= Hinduism in Zimbabwe =

Hinduism is a minority faith in Zimbabwe.

==History==
Hinduism in Zimbabwe came with indentured servants brought by the colonial British administrators in late 19th and early 20th-century to what was then called British South Africa Company and later Rhodesia. This Hindu migration was different from those in East African countries such as Kenya and Uganda where Hindus arrived voluntarily for jobs but without restrictive contracts; it was quite similar to the arrival of Indian workers in South Africa, Mauritius, Guyana, Trinidad and Tobago with slave-like contract restrictions for plantation work owned by Europeans, particularly the British. Most Hindus who arrived for these indentured plantation work were originally from Uttar Pradesh, Bihar, Gujarat, Maharashtra and Tamil Nadu, people escaping from major repetitive famines in colonial British India from 1860s to 1910s. These laborers came for a fixed period irrevocable contract of exclusive servitude, with an option to either go back to India with plantation paid return fare, or stay in a local settlement after the contract ended. Most chose to stay and continue working for a salary.

Zimbabwe.

- Ancient and medieval history
Archaeological studies in Zimbabwe and the Swahili coast have revealed evidence that suggests that Indian traders had a small presence and sporadic interaction with the African people during the Roman Empire period (early 1st millennium CE) and thereafter, long pre-dating the European colonial era. Similarly, genetic studies suggest a direct ancient African-Indian trade and cooperation because by the 1st millennium BCE African crops were adopted in India, and Indian crops as well as the domesticated zebu cow (Bos indicus) were adopted in Africa, but these were missing from north Africa, the northeastern horn of Africa and Arabia during that age. The development of gold mining and processing methods among the Shona people in Zimbabwe highlands increased its trading activity with India before the 12th century, particularly through the city of Sofala. However, these traders did not engage in religious missionary activity and Hinduism was limited to the traders.

- Colonial era migration
Hinduism came with indentured laborers brought to Zimbabwe, and they were a part of a global movement of workers during the colonial era, to help with plantation and mining related projects when local skilled labor was unavailable, to build infrastructure projects, establish services, retail markets and for administrative support. The immigrants, some educated and skilled but mostly poor and struggling in famine prone areas of India, came to escape starvation and work in plantations owned by the Europeans.
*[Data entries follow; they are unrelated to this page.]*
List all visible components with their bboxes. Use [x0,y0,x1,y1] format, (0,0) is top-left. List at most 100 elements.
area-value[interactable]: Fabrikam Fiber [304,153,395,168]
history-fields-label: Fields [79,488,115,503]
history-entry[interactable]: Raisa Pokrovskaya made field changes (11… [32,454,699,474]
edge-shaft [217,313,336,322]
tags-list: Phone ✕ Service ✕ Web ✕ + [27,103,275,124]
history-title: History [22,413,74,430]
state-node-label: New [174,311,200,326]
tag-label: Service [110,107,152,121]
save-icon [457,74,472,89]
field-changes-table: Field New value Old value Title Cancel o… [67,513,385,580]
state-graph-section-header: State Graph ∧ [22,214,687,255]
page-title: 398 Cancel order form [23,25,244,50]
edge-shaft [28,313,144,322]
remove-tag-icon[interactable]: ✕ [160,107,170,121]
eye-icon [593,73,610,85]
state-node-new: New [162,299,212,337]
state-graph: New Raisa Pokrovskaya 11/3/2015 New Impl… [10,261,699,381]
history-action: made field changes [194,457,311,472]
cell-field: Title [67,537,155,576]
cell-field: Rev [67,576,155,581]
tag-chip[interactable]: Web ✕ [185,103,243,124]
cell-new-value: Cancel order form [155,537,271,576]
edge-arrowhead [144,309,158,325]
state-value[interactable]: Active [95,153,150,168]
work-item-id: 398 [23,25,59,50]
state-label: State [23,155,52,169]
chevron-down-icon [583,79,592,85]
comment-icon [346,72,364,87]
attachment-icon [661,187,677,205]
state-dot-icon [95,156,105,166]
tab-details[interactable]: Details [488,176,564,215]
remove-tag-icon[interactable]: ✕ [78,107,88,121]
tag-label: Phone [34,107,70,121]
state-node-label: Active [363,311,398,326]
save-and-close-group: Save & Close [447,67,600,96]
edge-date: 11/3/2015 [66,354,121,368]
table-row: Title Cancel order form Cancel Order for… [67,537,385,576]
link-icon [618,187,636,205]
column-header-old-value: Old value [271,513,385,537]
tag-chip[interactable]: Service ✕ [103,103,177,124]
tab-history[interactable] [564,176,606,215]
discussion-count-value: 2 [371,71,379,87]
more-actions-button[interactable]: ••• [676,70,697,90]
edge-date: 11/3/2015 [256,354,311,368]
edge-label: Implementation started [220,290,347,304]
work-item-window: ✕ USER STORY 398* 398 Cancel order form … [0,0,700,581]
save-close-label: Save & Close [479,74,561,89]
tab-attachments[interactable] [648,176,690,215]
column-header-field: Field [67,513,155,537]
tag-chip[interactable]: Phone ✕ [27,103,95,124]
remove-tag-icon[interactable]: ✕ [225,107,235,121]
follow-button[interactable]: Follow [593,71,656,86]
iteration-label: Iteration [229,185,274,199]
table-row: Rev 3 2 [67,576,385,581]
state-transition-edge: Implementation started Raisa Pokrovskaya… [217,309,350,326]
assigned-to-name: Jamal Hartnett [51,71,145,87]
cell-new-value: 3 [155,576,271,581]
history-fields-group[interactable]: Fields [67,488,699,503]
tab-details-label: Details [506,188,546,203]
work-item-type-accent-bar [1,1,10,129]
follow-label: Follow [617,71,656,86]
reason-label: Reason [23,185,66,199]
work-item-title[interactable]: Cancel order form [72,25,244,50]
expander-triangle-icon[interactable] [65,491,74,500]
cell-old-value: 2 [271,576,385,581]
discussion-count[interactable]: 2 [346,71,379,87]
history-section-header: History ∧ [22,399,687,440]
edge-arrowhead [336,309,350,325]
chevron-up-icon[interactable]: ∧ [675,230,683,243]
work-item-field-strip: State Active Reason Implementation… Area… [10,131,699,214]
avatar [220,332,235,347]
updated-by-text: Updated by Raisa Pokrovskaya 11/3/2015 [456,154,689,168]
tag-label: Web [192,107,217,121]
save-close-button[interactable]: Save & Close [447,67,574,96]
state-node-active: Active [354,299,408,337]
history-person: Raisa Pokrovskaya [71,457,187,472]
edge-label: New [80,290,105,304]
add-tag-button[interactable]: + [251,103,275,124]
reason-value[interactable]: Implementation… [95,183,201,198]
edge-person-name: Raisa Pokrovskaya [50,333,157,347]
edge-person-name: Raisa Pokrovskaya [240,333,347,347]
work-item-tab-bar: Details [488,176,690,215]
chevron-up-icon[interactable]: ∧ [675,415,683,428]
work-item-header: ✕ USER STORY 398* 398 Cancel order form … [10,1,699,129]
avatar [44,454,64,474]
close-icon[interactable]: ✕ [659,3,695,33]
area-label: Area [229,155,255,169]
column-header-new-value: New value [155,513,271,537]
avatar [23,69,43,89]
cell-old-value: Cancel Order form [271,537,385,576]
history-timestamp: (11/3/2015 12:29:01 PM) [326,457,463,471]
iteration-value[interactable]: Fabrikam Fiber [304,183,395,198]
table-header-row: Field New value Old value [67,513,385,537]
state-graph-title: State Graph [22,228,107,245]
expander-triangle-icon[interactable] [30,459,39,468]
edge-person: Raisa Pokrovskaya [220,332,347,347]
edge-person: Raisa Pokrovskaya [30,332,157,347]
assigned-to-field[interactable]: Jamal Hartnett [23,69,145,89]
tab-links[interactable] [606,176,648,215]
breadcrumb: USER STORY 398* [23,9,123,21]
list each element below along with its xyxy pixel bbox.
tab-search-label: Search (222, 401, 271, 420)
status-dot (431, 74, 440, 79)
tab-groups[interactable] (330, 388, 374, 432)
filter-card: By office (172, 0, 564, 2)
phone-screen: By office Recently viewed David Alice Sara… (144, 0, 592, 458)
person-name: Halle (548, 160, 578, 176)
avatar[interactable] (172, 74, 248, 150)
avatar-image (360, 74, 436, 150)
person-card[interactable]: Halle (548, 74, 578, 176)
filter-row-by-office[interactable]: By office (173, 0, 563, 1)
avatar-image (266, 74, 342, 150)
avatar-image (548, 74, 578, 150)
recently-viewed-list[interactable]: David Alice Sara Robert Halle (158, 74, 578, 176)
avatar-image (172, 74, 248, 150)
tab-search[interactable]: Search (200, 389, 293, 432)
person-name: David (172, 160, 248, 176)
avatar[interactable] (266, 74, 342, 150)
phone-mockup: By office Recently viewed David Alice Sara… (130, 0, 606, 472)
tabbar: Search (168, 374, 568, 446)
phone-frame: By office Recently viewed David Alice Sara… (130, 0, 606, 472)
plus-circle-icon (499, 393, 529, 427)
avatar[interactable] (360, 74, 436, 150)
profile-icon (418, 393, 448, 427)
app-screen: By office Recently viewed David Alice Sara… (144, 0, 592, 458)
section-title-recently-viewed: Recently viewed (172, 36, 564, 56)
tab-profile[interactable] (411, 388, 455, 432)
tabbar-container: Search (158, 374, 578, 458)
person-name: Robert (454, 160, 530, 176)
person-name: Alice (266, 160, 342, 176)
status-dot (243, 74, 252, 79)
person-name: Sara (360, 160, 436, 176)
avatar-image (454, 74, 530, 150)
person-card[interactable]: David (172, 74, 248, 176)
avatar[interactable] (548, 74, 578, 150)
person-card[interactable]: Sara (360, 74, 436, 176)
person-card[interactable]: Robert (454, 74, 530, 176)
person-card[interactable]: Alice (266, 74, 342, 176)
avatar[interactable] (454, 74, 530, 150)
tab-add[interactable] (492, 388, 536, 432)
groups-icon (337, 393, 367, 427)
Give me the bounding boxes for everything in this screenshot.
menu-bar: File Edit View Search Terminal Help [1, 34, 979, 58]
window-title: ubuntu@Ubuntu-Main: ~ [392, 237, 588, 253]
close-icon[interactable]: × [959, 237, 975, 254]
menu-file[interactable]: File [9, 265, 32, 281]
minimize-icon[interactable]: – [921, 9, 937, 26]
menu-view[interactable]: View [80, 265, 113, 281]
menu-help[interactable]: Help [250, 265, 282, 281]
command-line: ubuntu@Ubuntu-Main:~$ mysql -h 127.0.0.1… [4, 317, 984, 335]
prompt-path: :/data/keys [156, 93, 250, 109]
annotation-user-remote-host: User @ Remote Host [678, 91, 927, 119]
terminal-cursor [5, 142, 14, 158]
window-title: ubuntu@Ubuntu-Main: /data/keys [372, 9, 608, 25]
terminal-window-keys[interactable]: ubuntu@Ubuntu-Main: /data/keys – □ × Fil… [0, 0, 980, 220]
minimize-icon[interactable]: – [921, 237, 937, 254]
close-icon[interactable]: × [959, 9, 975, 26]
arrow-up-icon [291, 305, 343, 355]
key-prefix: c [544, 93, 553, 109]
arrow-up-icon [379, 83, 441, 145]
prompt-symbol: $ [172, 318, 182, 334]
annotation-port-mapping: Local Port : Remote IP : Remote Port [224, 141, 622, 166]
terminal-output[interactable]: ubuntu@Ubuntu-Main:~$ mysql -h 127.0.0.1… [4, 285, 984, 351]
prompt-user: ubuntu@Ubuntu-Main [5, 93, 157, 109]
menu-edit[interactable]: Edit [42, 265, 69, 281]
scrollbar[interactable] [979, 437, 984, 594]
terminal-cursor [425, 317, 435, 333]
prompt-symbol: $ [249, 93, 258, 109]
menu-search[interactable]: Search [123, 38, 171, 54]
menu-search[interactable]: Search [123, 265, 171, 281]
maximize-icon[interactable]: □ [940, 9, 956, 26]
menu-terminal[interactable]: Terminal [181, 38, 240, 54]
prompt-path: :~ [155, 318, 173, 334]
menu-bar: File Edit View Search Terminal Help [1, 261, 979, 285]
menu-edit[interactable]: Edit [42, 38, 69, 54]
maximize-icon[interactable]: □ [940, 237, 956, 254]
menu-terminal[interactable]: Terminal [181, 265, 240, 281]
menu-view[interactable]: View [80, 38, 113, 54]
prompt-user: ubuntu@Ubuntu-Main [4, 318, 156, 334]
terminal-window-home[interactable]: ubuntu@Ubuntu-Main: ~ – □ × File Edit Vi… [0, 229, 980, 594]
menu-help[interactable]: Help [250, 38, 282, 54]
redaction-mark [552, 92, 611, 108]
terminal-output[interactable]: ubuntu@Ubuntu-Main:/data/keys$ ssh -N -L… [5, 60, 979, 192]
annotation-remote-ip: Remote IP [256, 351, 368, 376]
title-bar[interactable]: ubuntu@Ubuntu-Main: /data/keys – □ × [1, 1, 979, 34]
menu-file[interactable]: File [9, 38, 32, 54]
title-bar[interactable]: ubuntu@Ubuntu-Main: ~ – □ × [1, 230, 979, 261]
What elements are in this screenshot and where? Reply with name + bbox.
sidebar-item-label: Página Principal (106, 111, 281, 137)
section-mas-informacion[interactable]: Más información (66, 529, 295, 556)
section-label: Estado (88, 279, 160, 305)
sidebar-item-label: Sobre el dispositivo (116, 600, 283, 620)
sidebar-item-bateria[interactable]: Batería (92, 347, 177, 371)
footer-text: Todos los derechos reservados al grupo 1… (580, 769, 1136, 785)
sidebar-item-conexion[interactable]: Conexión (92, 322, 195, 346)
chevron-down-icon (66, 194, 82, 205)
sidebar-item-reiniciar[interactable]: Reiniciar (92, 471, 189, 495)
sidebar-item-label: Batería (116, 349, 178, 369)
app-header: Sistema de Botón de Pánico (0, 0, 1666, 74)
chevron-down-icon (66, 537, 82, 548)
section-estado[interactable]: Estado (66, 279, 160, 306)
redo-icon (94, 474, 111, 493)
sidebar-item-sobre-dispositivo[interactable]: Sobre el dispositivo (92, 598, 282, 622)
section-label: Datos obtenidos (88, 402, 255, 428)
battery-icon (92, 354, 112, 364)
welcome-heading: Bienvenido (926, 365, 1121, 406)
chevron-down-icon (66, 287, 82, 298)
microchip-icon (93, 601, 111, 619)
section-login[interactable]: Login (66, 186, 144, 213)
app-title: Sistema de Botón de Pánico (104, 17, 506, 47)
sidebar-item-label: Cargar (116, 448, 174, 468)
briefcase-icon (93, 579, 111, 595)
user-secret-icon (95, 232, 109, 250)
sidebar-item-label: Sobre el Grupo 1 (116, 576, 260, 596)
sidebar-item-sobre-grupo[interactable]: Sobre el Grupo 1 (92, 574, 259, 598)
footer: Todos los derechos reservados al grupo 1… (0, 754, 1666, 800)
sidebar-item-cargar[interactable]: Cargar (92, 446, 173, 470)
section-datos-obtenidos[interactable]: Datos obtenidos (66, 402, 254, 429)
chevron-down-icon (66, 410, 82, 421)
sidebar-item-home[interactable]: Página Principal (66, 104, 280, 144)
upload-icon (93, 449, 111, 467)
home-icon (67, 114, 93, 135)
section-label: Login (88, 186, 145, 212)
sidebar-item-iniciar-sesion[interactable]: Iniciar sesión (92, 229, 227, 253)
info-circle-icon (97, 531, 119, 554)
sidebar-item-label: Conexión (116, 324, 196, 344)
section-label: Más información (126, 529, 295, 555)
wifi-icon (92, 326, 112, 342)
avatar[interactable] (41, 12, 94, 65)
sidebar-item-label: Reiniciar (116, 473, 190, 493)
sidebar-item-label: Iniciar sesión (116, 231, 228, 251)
According to Ezra Chitando, the 19th- and early 20th-century encounters between European Christians with both Hinduism and African Traditional Religions in Zimbabwe were complex, generally demonizing and dehumanizing both Hinduism and African religions, but the Christian missionaries never totally condemn Hinduism or African religions. The Christian officials identified some positive elements in both, but states Chitando, then called upon the Hindu Indian workers and local Africans to "abandon their traditions and embrace their [Christian] version of reality". In contrast to Christian missionary approach, neither Hinduism nor African Traditional Religions were missionary in their approach or goals.

==Demographics==
As of 1995 there were about 16,200 Hindus in Zimbabwe. It reduced to 3,000 or 500 families. They are mostly in the capital city of Harare.

==Hindu temple and organisation==
The Hindus in Zimbabwe is represented by the Hindoo Society Harare (HSH).It is a Hindu welfare organization registered in 1916. Hindu Religious and Cultural Institute (HRCI) was founded 60 years ago. It is dedicated to teaching the Sanatana Dharma to children born into Hindu families of Zimbabwe, but non-Hindus can also study there.

There are two Hindu temples in Zimbabwe.The Omkar Temple in Harare is the first Hindu temple in Zimbabwe. Its fountain Stone was laid in 1929.

==Contemporary Hindu community==
The "Hindu Religious and Cultural Institute" of Harare discusses Sanatana Dharma with children born into Hindu families of Zimbabwe, and welcomes non-Hindus. The major centers of Hindu community of about 3,000 in Harare include various schools, the Goanese Association, the Hindu Society, the Tamil Sangam, the Brahma Kumaris yoga centers and the Ramakrishna Vedanta Society all of which are in Harare. The Krishna-oriented ISKCON has a centre at Marondera.

==Famous Zimbabwean Hindus==
- Bharat Patel- served as justices of the Supreme Court.